Experts Warn Of Brazen New Attacks Facing IT Service Providers

‘These attacks are not going away,’ Austin Roberts of cybersecurity firm Huntress Labs, says at CRN parent The Channel Company’s first-ever XChange Security conference.

Three cybersecurity experts issued stark warnings on Monday about the array of threats now confronting IT service providers, from brazen phishing attacks via phone to threat actors who run their criminal organizations like modern corporations.

The alerts were issued as MSPs and other channel players become increasing targets of cyberattacks aimed at disrupting services, such as the July Fourth weekend malware attack against SHI International, some of whose systems were knocked out for more than a week before recently being restored.

“These attacks are not going away,” Austin Roberts, sales manager at cybersecurity firm Huntress Labs, told a roomful of mostly IP service providers attending this week’s first-ever XChange Security 2022 conference in Reston, Virginia. The conference, which runs through tomorrow, is hosted by CRN parent The Channel Company.

Roberts noted that financial losses tied to cybercrimes have risen from about $1.4 billion to nearly $7 billion just in the past four years, based on federal data. That makes hacking one of the fastest growing “industries” in the world right now, Roberts said.

He noted that cyber-gangs now even model themselves like businesses, with their own criminal affiliate networks, revenue sharing plans, and even HR-like organizations.

“They have actual playbooks,” he said of how cybergangs organize and conduct themselves.
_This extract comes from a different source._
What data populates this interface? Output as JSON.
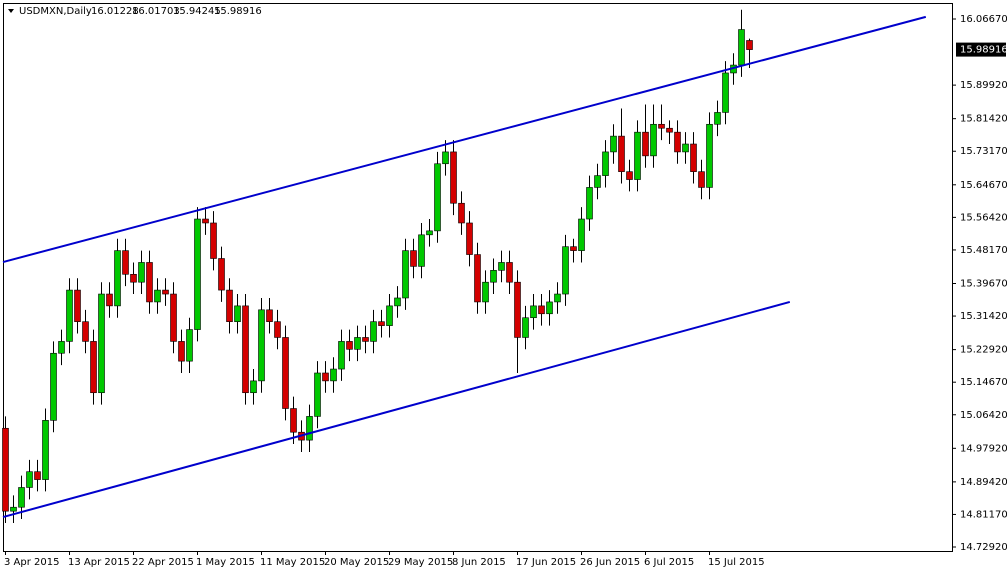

In a conference session entitled “How to Rob a Bank Over the Phone,” Joshua Crumbaugh, chief executive of Huntsville, Ala.-based PhishFirewall Inc., a cybersecurity consulting firm, regaled XChange attendees with a tale of how he was once hired by the FDIC to conduct “ethical hacks” against banks to see whether their cybersecurity defenses worked.
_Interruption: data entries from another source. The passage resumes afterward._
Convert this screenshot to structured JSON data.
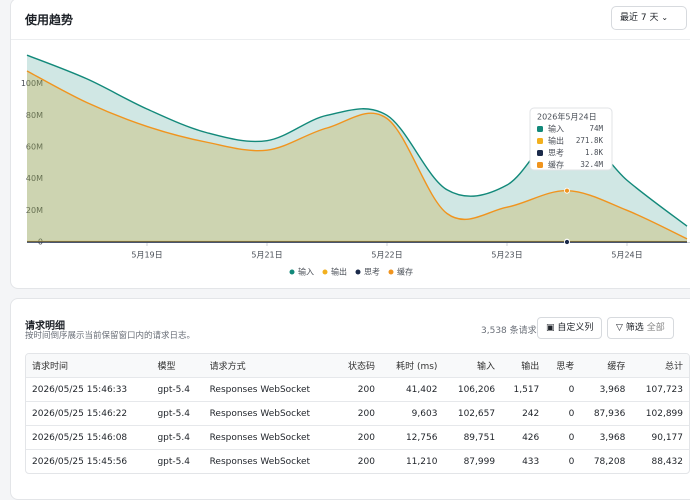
{
  "header": {
    "title": "使用趋势",
    "range": "最近 7 天"
  },
  "chart_data": {
    "type": "area",
    "categories": [
      null,
      null,
      "5月19日",
      null,
      "5月21日",
      null,
      "5月22日",
      null,
      "5月23日",
      null,
      "5月24日",
      null
    ],
    "series": [
      {
        "name": "输入",
        "color": "#12897a",
        "values": [
          118,
          103,
          84,
          69,
          64,
          80,
          80,
          33,
          36,
          74,
          39,
          10
        ]
      },
      {
        "name": "输出",
        "color": "#f2b01e",
        "values": [
          0.3,
          0.3,
          0.3,
          0.3,
          0.3,
          0.3,
          0.3,
          0.3,
          0.3,
          0.2718,
          0.3,
          0.2
        ]
      },
      {
        "name": "思考",
        "color": "#1b2a4a",
        "values": [
          0.002,
          0.002,
          0.002,
          0.002,
          0.002,
          0.002,
          0.002,
          0.002,
          0.002,
          0.0018,
          0.002,
          0.002
        ]
      },
      {
        "name": "缓存",
        "color": "#f0941e",
        "values": [
          108,
          88,
          73,
          63,
          58,
          72,
          78,
          18,
          22,
          32.4,
          20,
          2
        ]
      }
    ],
    "ylim": [
      0,
      120
    ],
    "yticks": [
      0,
      {
        "value": 20,
        "label": "20M"
      },
      {
        "value": 40,
        "label": "40M"
      },
      {
        "value": 60,
        "label": "60M"
      },
      {
        "value": 80,
        "label": "80M"
      },
      {
        "value": 100,
        "label": "100M"
      }
    ],
    "grid": false,
    "tooltip": {
      "date": "2026年5月24日",
      "values": [
        74,
        0.2718,
        0.0018,
        32.4
      ],
      "value_labels": [
        "74M",
        "271.8K",
        "1.8K",
        "32.4M"
      ]
    }
  },
  "requests": {
    "title": "请求明细",
    "subtitle": "按时间倒序展示当前保留窗口内的请求日志。",
    "count": "3,538 条请求",
    "columns_button": "自定义列",
    "filter_button": "筛选",
    "filter_value": "全部",
    "table": {
      "headers": [
        "请求时间",
        "模型",
        "请求方式",
        "状态码",
        "耗时 (ms)",
        "输入",
        "输出",
        "思考",
        "缓存",
        "总计"
      ],
      "rows": [
        [
          "2026/05/25 15:46:33",
          "gpt-5.4",
          "Responses WebSocket",
          "200",
          "41,402",
          "106,206",
          "1,517",
          "0",
          "3,968",
          "107,723"
        ],
        [
          "2026/05/25 15:46:22",
          "gpt-5.4",
          "Responses WebSocket",
          "200",
          "9,603",
          "102,657",
          "242",
          "0",
          "87,936",
          "102,899"
        ],
        [
          "2026/05/25 15:46:08",
          "gpt-5.4",
          "Responses WebSocket",
          "200",
          "12,756",
          "89,751",
          "426",
          "0",
          "3,968",
          "90,177"
        ],
        [
          "2026/05/25 15:45:56",
          "gpt-5.4",
          "Responses WebSocket",
          "200",
          "11,210",
          "87,999",
          "433",
          "0",
          "78,208",
          "88,432"
        ]
      ]
    }
  }
}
At one bank, Crumbaugh said he called a vice president, who was in charge of IT at the bank and who had been warned about the pending FDIC-ordered security tests, and convinced him via phone to insert bogus code in the bank’s system.

Crumbaugh, who played audio recordings of his phone conversation with the hapless bank executive, said he even convinced the vice president to meet with him in person at the bank on the following Monday – which they ultimately did.

Crumbaugh said he was then promptly given access to the bank’s IT center and individual employees’ work computers. He said he even snuck into the bank’s vault and took selfie-photos of himself with wads of cash.

One of the lessons learned: Not all phishing attacks start via email or text And another lesson learned: successful phishing attacks are often the fault of management, not employees.

“It’s the lack of training – lack of education,” he said, noting that lack of training and education applies to top brass too.

As the third speaker at Monday’s XChange Security conference, Danny Jenkins, CEO and co-founder of security vendor ThreatLocker, said institutions simply need more controls over how their IT operations are run, such as controls on software and access to system.

Jenkins, whose XChange Security keynote talk was titled “Zero Trust for Applications,” later told CRN that the key is not to necessarily catch and “chop off the heads” of cyber-hackers.

Instead, the goal is to build up a solid enough defense to deter hackers and make their exploits less lucrative.

“You need to make it more difficult and less profitable for them,” he said. “At that point, they’re start to disappear a bit.”